Anıl gülümseyince odama yöneldim. Giyeceğim şeyler pek umrumda değildi. Altıma gri bol bir eşofman, üstüme de hafif crop siyah bir sweatshirt geçirdim. Aynanın karşısına geçip solgun yüzüme baktım. Ardından bir tarakla hafifçe saçımı taradım. Aşağı indiğimde Sude ve Yasemin hazırlanıyorlardı sanırım. Odada sadece Emir vardı. Anıl'ın dışarıda beklediğini söyledi. Ona döndüm.

"Emir, şey bir şey sorabilir miyim?"

"Sor tabii güzelim."

"Çınar'la konuştun mu hiç?"

Kaşlarını çattı önce. Düşünüyordu sanırım.

"Aslında bu aralar hiç konuşmadık. 3-4 gündür de hiç görmedim kuzen."

İçimdeki kırıklık çoğalıyordu sanki. Onu kırmıştım. Hemde çok. Ne vardı ki? Sikik bir konuşmayı dinlemişti işte. Ne olurdu?
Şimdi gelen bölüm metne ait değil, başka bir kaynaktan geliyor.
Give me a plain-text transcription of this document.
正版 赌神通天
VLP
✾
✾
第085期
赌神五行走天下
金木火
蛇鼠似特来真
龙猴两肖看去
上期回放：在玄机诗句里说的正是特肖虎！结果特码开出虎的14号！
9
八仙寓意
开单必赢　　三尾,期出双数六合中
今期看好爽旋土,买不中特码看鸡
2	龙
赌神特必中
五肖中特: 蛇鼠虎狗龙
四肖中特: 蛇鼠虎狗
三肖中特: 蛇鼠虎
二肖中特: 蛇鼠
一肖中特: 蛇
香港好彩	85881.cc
Başımı salladım hafifçe. Anladım der gibi. Emir suratıma merakla bakarken Sude'nin sesini duydum.

"Biz hazırız bebiiişşş."

Onlara döndüm. Giyinmişlerdi. Dışarı doğru adım atmaya başladım. Nereye mi gidiyordum?

Evime.

Dört sokak kadar uzaktık biz hep Emir'le. Birimiz mutlaka aşardı o çocuk dolu sokağı. Emir aşarsa kavga ederek gelirdi. "Miray beni bekliyor." derdi herkese. Ben ona giderken, önüme geçen herkese bir yumruk geçirirdim. Ağlarlardı. Annem anneleriyle konuşmak zorunda kalırdı hep. Sonra aramıza koca İstanbul girdi. O dört sokaklık mesafe, kilometrelere dönüşmüştü. Ve ben artık yumruk atarak ulaşamadım Emir'e. Ya da o önündeki çocuklara bağıra bağıra gelemedi yanıma.

"Aynı şeyi düşünüyorsun değil mi? Korkma dövmüyorum artık her önüme geleni."

Emir'in sesiyle gülümsedim. O da gülümsüyordu.

"Artık bana ulaşmak için birilerini dövsende yetmez kuzen. Çok uzağım ben buraya. Dört sokak yok artık aramızda."

Gülümsemesi dondu önce. Sonra soldu. Ben ise kendime küfrettim. Emir beni kolunun altına aldığında evin önünde dikiliyorduk. Evimin önünde. Benim çocukluğum burada yatıyordu. İçimde kalmayan bütün çocukluğum buradaydı. İçeri doğru ilk adımımı attığımda Yasemin ve Sude hemen arkamdaydı. Yavaşça anahtarımı çıkardım. Anahtar deliğine takıp çevirdim.